Si vous avez déjà entendu des grillons chanter en prenant le métro, vous n’êtes (peut-être) pas fou : ces insectes seraient arrivés depuis le sud de la France "cachés dans des cageots de légumes". Mais ils ont largement disparu aujourd’hui, en raison entre autres de la loi Evin.

"Aujourd’hui, les grillons ont plus ou moins disparu" dans le métro parisien, selon la RATP (illustration).
"Aujourd’hui, les grillons ont plus ou moins disparu" dans le métro parisien, selon la RATP (illustration). © JOEL SAGET / AFP

Que viennent faire des grillons dans le réseau souterrain de la capitale ? Ces insectes de petite taille, au chant puissant et facilement reconnaissable, se seraient faufilés au niveau des rails du métro parisien au début du XXe. "Ces grillons seraient arrivés dans la capitale depuis le Sud de la France, cachés dans des cageots de légumes", raconte la RATP, dans un podcast publié en avril 2019.
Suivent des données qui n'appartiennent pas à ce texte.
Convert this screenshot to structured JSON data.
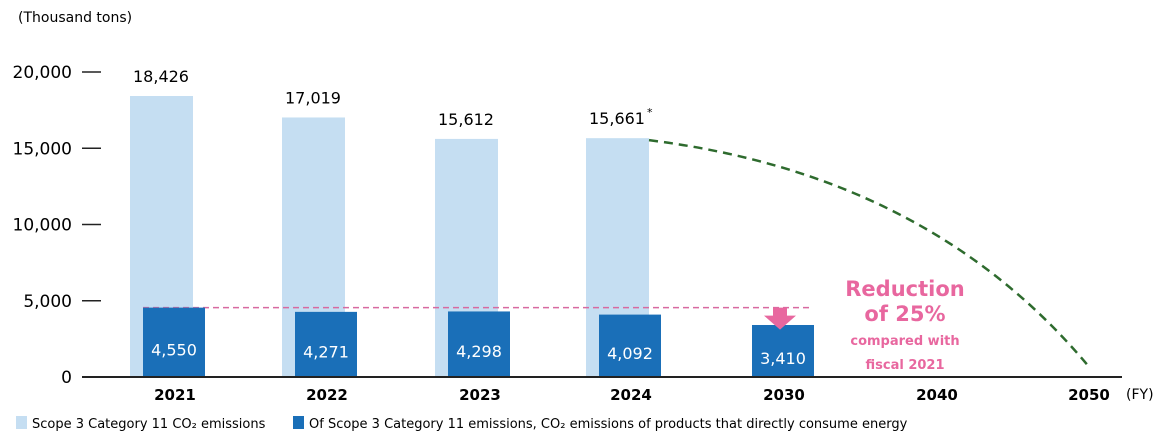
{
  "chart_data": {
    "type": "bar",
    "unit_label": "(Thousand tons)",
    "x_unit": "(FY)",
    "categories": [
      "2021",
      "2022",
      "2023",
      "2024",
      "2030",
      "2040",
      "2050"
    ],
    "ylim": [
      0,
      20000
    ],
    "y_ticks": [
      0,
      5000,
      10000,
      15000,
      20000
    ],
    "y_tick_labels": [
      "0",
      "5,000",
      "10,000",
      "15,000",
      "20,000"
    ],
    "series": [
      {
        "name": "Scope 3 Category 11 CO₂ emissions",
        "color": "#c5def2",
        "values": [
          18426,
          17019,
          15612,
          15661,
          null,
          null,
          null
        ],
        "labels": [
          "18,426",
          "17,019",
          "15,612",
          "15,661",
          "",
          "",
          ""
        ]
      },
      {
        "name": "Of Scope 3 Category 11 emissions, CO₂ emissions of products that directly consume energy",
        "color": "#1a6fb8",
        "values": [
          4550,
          4271,
          4298,
          4092,
          3410,
          null,
          null
        ],
        "labels": [
          "4,550",
          "4,271",
          "4,298",
          "4,092",
          "3,410",
          "",
          ""
        ]
      }
    ],
    "footnote_mark": "*",
    "reference_line": {
      "value": 4550,
      "color": "#d86aa0"
    },
    "trajectory": {
      "from": [
        "2024",
        15661
      ],
      "to": [
        "2050",
        0
      ],
      "color": "#2e6b2e",
      "style": "dashed"
    },
    "annotation": {
      "lines": [
        "Reduction",
        "of 25%",
        "compared with",
        "fiscal 2021"
      ],
      "color": "#e8679f"
    },
    "legend_position": "bottom-left"
  }
}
"Après avoir trouvé refuge dans les fours à pain des boulangeries, ils ont fini par migrer dans le métro car la température y est estivale et idéale pour les grillons", poursuit la RATP. Selon la Ligue de Protection des Grillons du Métro Parisien (LPGMP), une association créée en 1992 pour promouvoir leur existence, ces insectes ont quitté les "fours à bois" – qui leur "procuraient chaleur, nourriture, et bien-être" – vers le "Métropolitain", en raison du développement de la technologie électrique chez les boulangers.
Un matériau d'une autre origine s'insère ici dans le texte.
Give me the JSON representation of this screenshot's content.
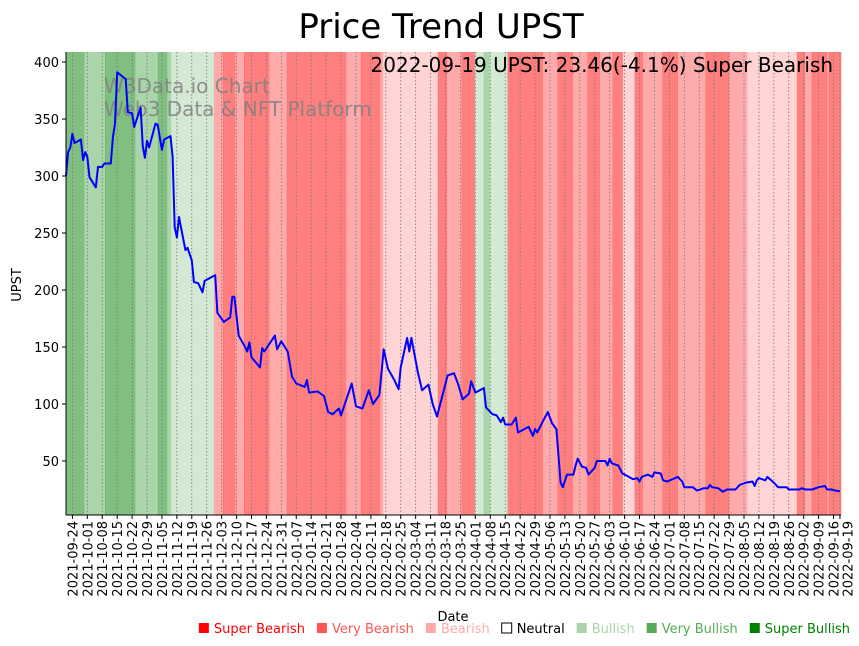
{
  "chart_data": {
    "type": "line",
    "title": "Price Trend UPST",
    "xlabel": "Date",
    "ylabel": "UPST",
    "ylim": [
      2.6,
      408.8
    ],
    "yticks": [
      50,
      100,
      150,
      200,
      250,
      300,
      350,
      400
    ],
    "x_origin": "2021-09-21",
    "x_range_days": [
      0,
      363.5
    ],
    "grid": "vertical dotted at x ticks",
    "annotation": "2022-09-19 UPST: 23.46(-4.1%) Super Bearish",
    "watermark": [
      "W3Data.io Chart",
      "Web3 Data & NFT Platform"
    ],
    "xtick_labels": [
      "2021-09-24",
      "2021-10-01",
      "2021-10-08",
      "2021-10-15",
      "2021-10-22",
      "2021-10-29",
      "2021-11-05",
      "2021-11-12",
      "2021-11-19",
      "2021-11-26",
      "2021-12-03",
      "2021-12-10",
      "2021-12-17",
      "2021-12-24",
      "2021-12-31",
      "2022-01-07",
      "2022-01-14",
      "2022-01-21",
      "2022-01-28",
      "2022-02-04",
      "2022-02-11",
      "2022-02-18",
      "2022-02-25",
      "2022-03-04",
      "2022-03-11",
      "2022-03-18",
      "2022-03-25",
      "2022-04-01",
      "2022-04-08",
      "2022-04-15",
      "2022-04-22",
      "2022-04-29",
      "2022-05-06",
      "2022-05-13",
      "2022-05-20",
      "2022-05-27",
      "2022-06-03",
      "2022-06-10",
      "2022-06-17",
      "2022-06-24",
      "2022-07-01",
      "2022-07-08",
      "2022-07-15",
      "2022-07-22",
      "2022-07-29",
      "2022-08-05",
      "2022-08-12",
      "2022-08-19",
      "2022-08-26",
      "2022-09-02",
      "2022-09-09",
      "2022-09-16",
      "2022-09-19"
    ],
    "series": [
      {
        "name": "UPST",
        "color": "#0000ff",
        "points_day_value": [
          [
            0,
            300
          ],
          [
            1,
            321
          ],
          [
            2,
            325
          ],
          [
            3,
            337
          ],
          [
            4,
            329
          ],
          [
            7,
            332
          ],
          [
            8,
            314
          ],
          [
            9,
            321
          ],
          [
            10,
            317
          ],
          [
            11,
            299
          ],
          [
            14,
            290
          ],
          [
            15,
            308
          ],
          [
            17,
            308
          ],
          [
            18,
            311
          ],
          [
            21,
            311
          ],
          [
            22,
            334
          ],
          [
            23,
            346
          ],
          [
            24,
            391
          ],
          [
            28,
            385
          ],
          [
            29,
            356
          ],
          [
            31,
            355
          ],
          [
            32,
            343
          ],
          [
            35,
            360
          ],
          [
            36,
            326
          ],
          [
            37,
            316
          ],
          [
            38,
            331
          ],
          [
            39,
            325
          ],
          [
            42,
            346
          ],
          [
            43,
            345
          ],
          [
            45,
            323
          ],
          [
            46,
            332
          ],
          [
            49,
            335
          ],
          [
            50,
            317
          ],
          [
            51,
            255
          ],
          [
            52,
            246
          ],
          [
            53,
            264
          ],
          [
            56,
            235
          ],
          [
            57,
            237
          ],
          [
            59,
            226
          ],
          [
            60,
            207
          ],
          [
            62,
            206
          ],
          [
            64,
            198
          ],
          [
            65,
            208
          ],
          [
            69,
            212
          ],
          [
            70,
            213
          ],
          [
            71,
            180
          ],
          [
            74,
            172
          ],
          [
            77,
            176
          ],
          [
            78,
            194
          ],
          [
            79,
            194
          ],
          [
            81,
            160
          ],
          [
            84,
            150
          ],
          [
            85,
            146
          ],
          [
            86,
            154
          ],
          [
            87,
            141
          ],
          [
            91,
            132
          ],
          [
            92,
            149
          ],
          [
            93,
            146
          ],
          [
            98,
            160
          ],
          [
            99,
            148
          ],
          [
            101,
            155
          ],
          [
            104,
            146
          ],
          [
            106,
            124
          ],
          [
            108,
            118
          ],
          [
            112,
            115
          ],
          [
            113,
            121
          ],
          [
            114,
            110
          ],
          [
            118,
            111
          ],
          [
            121,
            107
          ],
          [
            123,
            93
          ],
          [
            125,
            91
          ],
          [
            128,
            96
          ],
          [
            129,
            90
          ],
          [
            134,
            118
          ],
          [
            136,
            98
          ],
          [
            139,
            96
          ],
          [
            142,
            112
          ],
          [
            144,
            100
          ],
          [
            147,
            108
          ],
          [
            149,
            148
          ],
          [
            151,
            131
          ],
          [
            154,
            121
          ],
          [
            156,
            113
          ],
          [
            157,
            132
          ],
          [
            160,
            158
          ],
          [
            161,
            146
          ],
          [
            162,
            158
          ],
          [
            165,
            128
          ],
          [
            167,
            112
          ],
          [
            170,
            117
          ],
          [
            172,
            100
          ],
          [
            174,
            89
          ],
          [
            179,
            125
          ],
          [
            182,
            127
          ],
          [
            184,
            117
          ],
          [
            186,
            104
          ],
          [
            189,
            109
          ],
          [
            190,
            120
          ],
          [
            192,
            110
          ],
          [
            196,
            114
          ],
          [
            197,
            97
          ],
          [
            200,
            91
          ],
          [
            202,
            90
          ],
          [
            204,
            84
          ],
          [
            205,
            88
          ],
          [
            206,
            82
          ],
          [
            209,
            82
          ],
          [
            211,
            88
          ],
          [
            212,
            75
          ],
          [
            217,
            80
          ],
          [
            219,
            72
          ],
          [
            220,
            78
          ],
          [
            221,
            75
          ],
          [
            224,
            86
          ],
          [
            226,
            93
          ],
          [
            228,
            83
          ],
          [
            230,
            78
          ],
          [
            232,
            31
          ],
          [
            233,
            27
          ],
          [
            235,
            38
          ],
          [
            238,
            38
          ],
          [
            239,
            46
          ],
          [
            240,
            52
          ],
          [
            242,
            45
          ],
          [
            244,
            44
          ],
          [
            245,
            38
          ],
          [
            248,
            44
          ],
          [
            249,
            50
          ],
          [
            253,
            50
          ],
          [
            254,
            46
          ],
          [
            255,
            52
          ],
          [
            256,
            48
          ],
          [
            259,
            46
          ],
          [
            261,
            39
          ],
          [
            264,
            36
          ],
          [
            266,
            34
          ],
          [
            268,
            35
          ],
          [
            269,
            32
          ],
          [
            270,
            36
          ],
          [
            273,
            38
          ],
          [
            275,
            36
          ],
          [
            276,
            40
          ],
          [
            279,
            39
          ],
          [
            280,
            33
          ],
          [
            282,
            32
          ],
          [
            287,
            36
          ],
          [
            289,
            32
          ],
          [
            290,
            27
          ],
          [
            294,
            27
          ],
          [
            296,
            24
          ],
          [
            299,
            26
          ],
          [
            301,
            26
          ],
          [
            302,
            29
          ],
          [
            303,
            27
          ],
          [
            306,
            26
          ],
          [
            308,
            23
          ],
          [
            310,
            25
          ],
          [
            314,
            25
          ],
          [
            316,
            29
          ],
          [
            319,
            31
          ],
          [
            322,
            32
          ],
          [
            323,
            28
          ],
          [
            324,
            33
          ],
          [
            325,
            35
          ],
          [
            328,
            33
          ],
          [
            329,
            36
          ],
          [
            332,
            31
          ],
          [
            334,
            27
          ],
          [
            338,
            27
          ],
          [
            339,
            25
          ],
          [
            344,
            25
          ],
          [
            345,
            26
          ],
          [
            347,
            25
          ],
          [
            350,
            25
          ],
          [
            353,
            27
          ],
          [
            356,
            28
          ],
          [
            357,
            25
          ],
          [
            359,
            25
          ],
          [
            361,
            24
          ],
          [
            363,
            23.46
          ]
        ]
      }
    ],
    "sentiment_colors": {
      "Super Bearish": "#ff0000",
      "Very Bearish": "#ff5555",
      "Bearish": "#ffaaaa",
      "Neutral": "#ffffff",
      "Bullish": "#aad4aa",
      "Very Bullish": "#55aa55",
      "Super Bullish": "#008000"
    },
    "sentiment_bands_days": [
      [
        0,
        8.4,
        "Super Bullish"
      ],
      [
        8.4,
        18.3,
        "Very Bullish"
      ],
      [
        18.3,
        32.3,
        "Super Bullish"
      ],
      [
        32.3,
        43.1,
        "Very Bullish"
      ],
      [
        43.1,
        47.3,
        "Super Bullish"
      ],
      [
        47.3,
        49.2,
        "Very Bullish"
      ],
      [
        49.2,
        69.4,
        "Bullish"
      ],
      [
        69.4,
        73.6,
        "Very Bearish"
      ],
      [
        73.6,
        79.3,
        "Super Bearish"
      ],
      [
        79.3,
        83.5,
        "Very Bearish"
      ],
      [
        83.5,
        95.2,
        "Super Bearish"
      ],
      [
        95.2,
        103.6,
        "Very Bearish"
      ],
      [
        103.6,
        131.3,
        "Super Bearish"
      ],
      [
        131.3,
        138.3,
        "Very Bearish"
      ],
      [
        138.3,
        147.2,
        "Super Bearish"
      ],
      [
        147.2,
        148.6,
        "Very Bearish"
      ],
      [
        148.6,
        174.4,
        "Bearish"
      ],
      [
        174.4,
        178.6,
        "Super Bearish"
      ],
      [
        178.6,
        185.6,
        "Very Bearish"
      ],
      [
        185.6,
        191.7,
        "Super Bearish"
      ],
      [
        191.7,
        195.9,
        "Bullish"
      ],
      [
        195.9,
        198.7,
        "Very Bullish"
      ],
      [
        198.7,
        207.1,
        "Bullish"
      ],
      [
        207.1,
        223.5,
        "Super Bearish"
      ],
      [
        223.5,
        230.6,
        "Very Bearish"
      ],
      [
        230.6,
        237.6,
        "Super Bearish"
      ],
      [
        237.6,
        244.6,
        "Very Bearish"
      ],
      [
        244.6,
        250.3,
        "Super Bearish"
      ],
      [
        250.3,
        256.4,
        "Very Bearish"
      ],
      [
        256.4,
        261.1,
        "Super Bearish"
      ],
      [
        261.1,
        266.7,
        "Bearish"
      ],
      [
        266.7,
        270.5,
        "Super Bearish"
      ],
      [
        270.5,
        279.8,
        "Very Bearish"
      ],
      [
        279.8,
        286.9,
        "Super Bearish"
      ],
      [
        286.9,
        300,
        "Very Bearish"
      ],
      [
        300,
        310.9,
        "Super Bearish"
      ],
      [
        310.9,
        319.4,
        "Very Bearish"
      ],
      [
        319.4,
        342.8,
        "Bearish"
      ],
      [
        342.8,
        346.5,
        "Super Bearish"
      ],
      [
        346.5,
        349.8,
        "Very Bearish"
      ],
      [
        349.8,
        356.9,
        "Super Bearish"
      ],
      [
        356.9,
        357.8,
        "Very Bearish"
      ],
      [
        357.8,
        363.5,
        "Super Bearish"
      ]
    ],
    "legend": {
      "placement": "bottom",
      "items": [
        "Super Bearish",
        "Very Bearish",
        "Bearish",
        "Neutral",
        "Bullish",
        "Very Bullish",
        "Super Bullish"
      ]
    }
  }
}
Pour peu qu'il soit organique chaque détritus fera un excellent repas pour le grillon

La Ligue de Protection des Grillons du Métro Parisien (LPGMP)

"Entretenue par le balai des rames, la température qui règne dans le métro s'échelonne de 27º à 34º aux heures de pointes, indique l’association sur son site. Entre les quais, nos protégés, calfeutrés dans les multiples cachettes que leur procure le ballast (la couverture de pierres volcaniques qui recouvre le sol), trouvent une nourriture abondante constituée de miettes, de tabac, de papiers gras, de brins de laine etc... Bref, pour peu qu'il soit organique chaque détritus fera un excellent repas pour le grillon. Quant à l'humidité nécessaire au développement de ses œufs, elle suinte des multiples canalisations et infiltrations."

De quoi, toujours selon la LPGMP, entendre leurs chants – ou "stridulations" – dans plusieurs stations. Saint-Lazare, Mairie de Montreuil, Opéra, ou encore Bonne Nouvelle… Les lieux cités concernent surtout les lignes 3 et 9.

La "limitation" des grèves et "l'assouplissement de la loi Évin" demandés par la Ligue de Protection des Grillons du Métro Parisien

Mais selon la RATP, les grillons ont aujourd’hui "plus ou moins disparu" : "En cause, l’interdiction de fumer dans le métro à partir de 1992. Car les grillons se nourrissaient de déchets organiques, dont les mégots des voyageurs. Progressivement, le ballast sur les voies est progressivement remplacé par du béton, qui garde moins la chaleur."

Ainsi, on trouve sur le site de la LPGMP des revendications qui peuvent sembler insolites, pour veiller au maintien des conditions de vie des grillons. Entre autres : "la limitation en durée et en fréquence des grèves de la RATP qui ont pour conséquence de faire chuter dangereusement la température dans les galeries du fait du non fonctionnement des trains", et "l'assouplissement de la loi Évin qui interdit désormais le tabac dans le métro et par conséquent prive les grillons d'une source importante de nourriture : les mégots".

A noter en tout cas que si vous empruntez certaines stations de la ligne 1, Bastille par exemple, vous pouvez entendre un signal sonore conçu en "hommage" au chant des grillons. Le son reste toutefois avant tout déclenché pour "attirer l’attention sur l’écart entre le train et le quai", rappelle la RATP.